None of these things would be remotely important if there was a shred of evidence that outdoor masking at all times actually curbed transmission rates. But insofar as such proof doesn’t exist, the case for abiding by stringent outdoor mask rules is largely one of social convention. Proponents argue that it’s become an important symbol of solidarity and common courtesy; shifting outdoor mask norms puts us on a slippery slope toward axing social distancing altogether.
But the purpose of mask-wearing isn’t to send a message. If it were, we could just iron whatever slogan we wanted to onto a T-shirt. The point of mask-wearing is to reduce infection, and there is simply no reason to believe that wearing a mask while walking to the grocery store accomplishes this, whether or not someone might pass you on the way. If a militant commitment to gestures that don’t actually do anything was more understandable a year ago, they’re downright baffling now. If you’re reading this and thinking, “Ugh, so something as small as wearing a mask is just too much for you,” know this: You’re insisting on operating within a moral paradigm that’s been rendered moot by a year’s worth of peer-reviewed research.
Not only is Covid-19 extraordinarily unlikely to be passed on among strangers briefly sharing a sidewalk, it’s also rarely transmitted through individual “failures of militance” more generally. The vast majority of cases are transmitted within homes or workplaces, where workers could more easily mitigate risk or stay home entirely if they were provided with more material support to do so or had the power to demand it from lawmakers. Our sense of public solidarity could be more usefully applied to rallying to the aid of those who are caught in these situations, but such practices are far less palatable to capital than nonsensically mandating outdoor face masks in spite of the science that flies in the face of such demands and which primarily allows elected officials to Take Covid Seriously performatively without pissing off a monied constituency.

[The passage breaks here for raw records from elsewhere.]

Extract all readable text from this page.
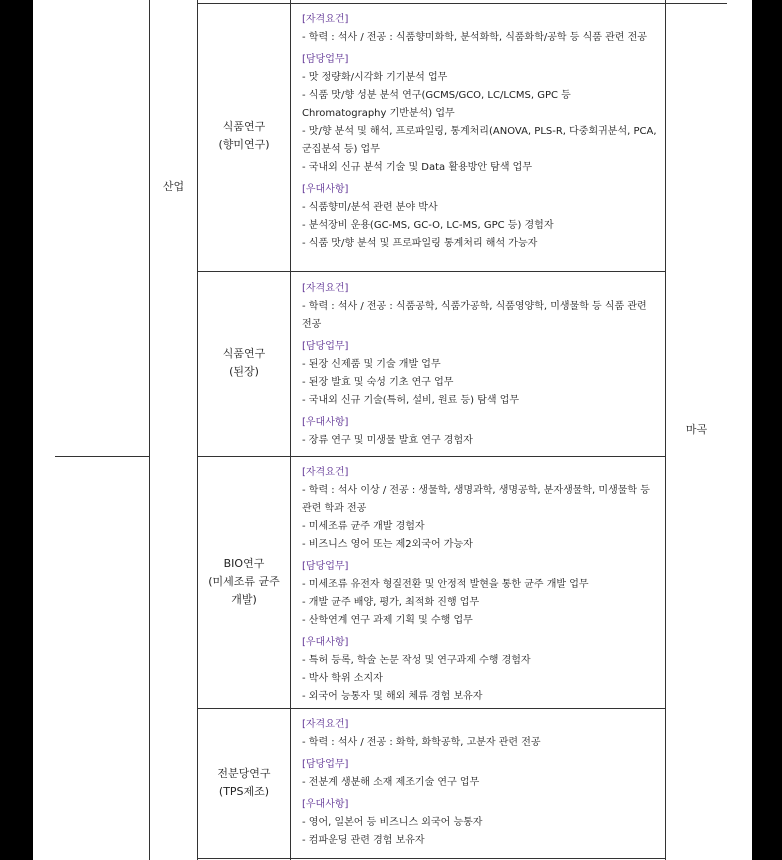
산업
마곡
식품연구
(향미연구)
식품연구
(된장)
BIO연구
(미세조류 균주
개발)
전분당연구
(TPS제조)
[자격요건]
- 학력 : 석사 / 전공 : 식품향미화학, 분석화학, 식품화학/공학 등 식품 관련 전공
[담당업무]
- 맛 정량화/시각화 기기분석 업무
- 식품 맛/향 성분 분석 연구(GCMS/GCO, LC/LCMS, GPC 등 Chromatography 기반분석) 업무
- 맛/향 분석 및 해석, 프로파일링, 통계처리(ANOVA, PLS-R, 다중회귀분석, PCA, 군집분석 등) 업무
- 국내외 신규 분석 기술 및 Data 활용방안 탐색 업무
[우대사항]
- 식품향미/분석 관련 분야 박사
- 분석장비 운용(GC-MS, GC-O, LC-MS, GPC 등) 경험자
- 식품 맛/향 분석 및 프로파일링 통계처리 해석 가능자
[자격요건]
- 학력 : 석사 / 전공 : 식품공학, 식품가공학, 식품영양학, 미생물학 등 식품 관련 전공
[담당업무]
- 된장 신제품 및 기술 개발 업무
- 된장 발효 및 숙성 기초 연구 업무
- 국내외 신규 기술(특허, 설비, 원료 등) 탐색 업무
[우대사항]
- 장류 연구 및 미생물 발효 연구 경험자
[자격요건]
- 학력 : 석사 이상 / 전공 : 생물학, 생명과학, 생명공학, 분자생물학, 미생물학 등 관련 학과 전공
- 미세조류 균주 개발 경험자
- 비즈니스 영어 또는 제2외국어 가능자
[담당업무]
- 미세조류 유전자 형질전환 및 안정적 발현을 통한 균주 개발 업무
- 개발 균주 배양, 평가, 최적화 진행 업무
- 산학연계 연구 과제 기획 및 수행 업무
[우대사항]
- 특허 등록, 학술 논문 작성 및 연구과제 수행 경험자
- 박사 학위 소지자
- 외국어 능통자 및 해외 체류 경험 보유자
[자격요건]
- 학력 : 석사 / 전공 : 화학, 화학공학, 고분자 관련 전공
[담당업무]
- 전분계 생분해 소재 제조기술 연구 업무
[우대사항]
- 영어, 일본어 등 비즈니스 외국어 능통자
- 컴파운딩 관련 경험 보유자
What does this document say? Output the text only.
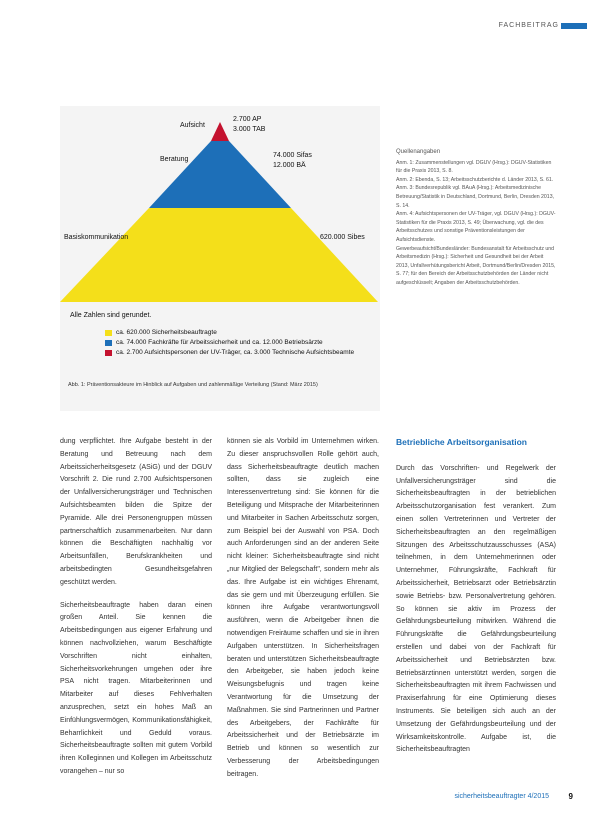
FACHBEITRAG
Aufsicht
2.700 AP
3.000 TAB
Beratung
74.000 Sifas
12.000 BÄ
Basiskommunikation	620.000 Sibes
Alle Zahlen sind gerundet.
ca. 620.000 Sicherheitsbeauftragte
ca. 74.000 Fachkräfte für Arbeitssicherheit und ca. 12.000 Betriebsärzte
ca. 2.700 Aufsichtspersonen der UV-Träger, ca. 3.000 Technische Aufsichtsbeamte
Abb. 1: Präventionsakteure im Hinblick auf Aufgaben und zahlenmäßige Verteilung (Stand: März 2015)
Quellenangaben
Anm. 1: Zusammenstellungen vgl. DGUV (Hrsg.): DGUV-Statistiken für die Praxis 2013, S. 8.
Anm. 2: Ebenda, S. 13; Arbeitsschutzberichte d. Länder 2013, S. 61.
Anm. 3: Bundesrepublik vgl. BAuA (Hrsg.): Arbeitsmedizinische Betreuung/Statistik in Deutschland, Dortmund, Berlin, Dresden 2013, S. 14.
Anm. 4: Aufsichtspersonen der UV-Träger, vgl. DGUV (Hrsg.): DGUV-Statistiken für die Praxis 2013, S. 49; Überwachung, vgl. die des Arbeitsschutzes und sonstige Präventionsleistungen der Aufsichtsdienste.
Gewerbeaufsicht/Bundesländer: Bundesanstalt für Arbeitsschutz und Arbeitsmedizin (Hrsg.): Sicherheit und Gesundheit bei der Arbeit 2013, Unfallverhütungsbericht Arbeit, Dortmund/Berlin/Dresden 2015, S. 77; für den Bereich der Arbeitsschutzbehörden der Länder nicht aufgeschlüsselt; Angaben der Arbeitsschutzbehörden.

dung verpflichtet. Ihre Aufgabe besteht in der Beratung und Betreuung nach dem Arbeitssicherheitsgesetz (ASiG) und der DGUV Vorschrift 2. Die rund 2.700 Aufsichtspersonen der Unfallversicherungsträger und Technischen Aufsichtsbeamten bilden die Spitze der Pyramide. Alle drei Personengruppen müssen partnerschaftlich zusammenarbeiten. Nur dann können die Beschäftigten nachhaltig vor Arbeitsunfällen, Berufskrankheiten und arbeitsbedingten Gesundheitsgefahren geschützt werden.

Sicherheitsbeauftragte haben daran einen großen Anteil. Sie kennen die Arbeitsbedingungen aus eigener Erfahrung und können nachvollziehen, warum Beschäftigte Vorschriften nicht einhalten, Sicherheitsvorkehrungen umgehen oder ihre PSA nicht tragen. Mitarbeiterinnen und Mitarbeiter auf dieses Fehlverhalten anzusprechen, setzt ein hohes Maß an Einfühlungsvermögen, Kommunikationsfähigkeit, Beharrlichkeit und Geduld voraus. Sicherheitsbeauftragte sollten mit gutem Vorbild ihren Kolleginnen und Kollegen im Arbeitsschutz vorangehen – nur so

können sie als Vorbild im Unternehmen wirken. Zu dieser anspruchsvollen Rolle gehört auch, dass Sicherheitsbeauftragte deutlich machen sollten, dass sie zugleich eine Interessenvertretung sind: Sie können für die Beteiligung und Mitsprache der Mitarbeiterinnen und Mitarbeiter in Sachen Arbeitsschutz sorgen, zum Beispiel bei der Auswahl von PSA. Doch auch Anforderungen sind an der anderen Seite nicht kleiner: Sicherheitsbeauftragte sind nicht „nur Mitglied der Belegschaft", sondern mehr als das. Ihre Aufgabe ist ein wichtiges Ehrenamt, das sie gern und mit Überzeugung erfüllen. Sie können ihre Aufgabe verantwortungsvoll ausführen, wenn die Arbeitgeber ihnen die notwendigen Freiräume schaffen und sie in ihren Aufgaben unterstützen. In Sicherheitsfragen beraten und unterstützen Sicherheitsbeauftragte den Arbeitgeber, sie haben jedoch keine Weisungsbefugnis und tragen keine Verantwortung für die Umsetzung der Maßnahmen. Sie sind Partnerinnen und Partner des Arbeitgebers, der Fachkräfte für Arbeitssicherheit und der Betriebsärzte im Betrieb und können so wesentlich zur Verbesserung der Arbeitsbedingungen beitragen.

Betriebliche Arbeitsorganisation

Durch das Vorschriften- und Regelwerk der Unfallversicherungsträger sind die Sicherheitsbeauftragten in der betrieblichen Arbeitsschutzorganisation fest verankert. Zum einen sollen Vertreterinnen und Vertreter der Sicherheitsbeauftragten an den regelmäßigen Sitzungen des Arbeitsschutzausschusses (ASA) teilnehmen, in dem Unternehmerinnen oder Unternehmer, Führungskräfte, Fachkraft für Arbeitssicherheit, Betriebsarzt oder Betriebsärztin sowie Betriebs- bzw. Personalvertretung gehören. So können sie aktiv im Prozess der Gefährdungsbeurteilung mitwirken. Während die Führungskräfte die Gefährdungsbeurteilung erstellen und dabei von der Fachkraft für Arbeitssicherheit und Betriebsärzten bzw. Betriebsärztinnen unterstützt werden, sorgen die Sicherheitsbeauftragten mit ihrem Fachwissen und Praxiserfahrung für eine Optimierung dieses Instruments. Sie beteiligen sich auch an der Umsetzung der Gefährdungsbeurteilung und der Wirksamkeitskontrolle. Aufgabe ist, die Sicherheitsbeauftragten

sicherheitsbeauftragter 4/2015 9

And Trumpland’s quest to turn all things coronavirus into culture-war wedge issues has not only impacted Trump’s own fans but those who revile him—as adherence to certain guidelines has shown. As Tufekci put it, “It’s pretty clear that [masks] have also become a talisman of sorts, essentially signaling belonging in a tribe, rather than a public health tool that’s quite useful under certain circumstances.”
But very few outdoor activities are among those circumstances! And for a population that’s understandably exhausted from following all the pandemic rules, just as the end of the crisis rolls into view—a phenomenon The Atlantic’s Amanda Mull dubbed “pandemic senioritis”—shedding a persistently irritating one can be a morale booster. Letting go of the need to mask up for casual adventures outdoors will feel good and help us stick to the interventions that matter, and it will start to make the miserable experience we’ve all shared just a little bit easier. After all, taking stock of the science and changing our behavior to do what’s best for each other is what we’ve been trying to do all along.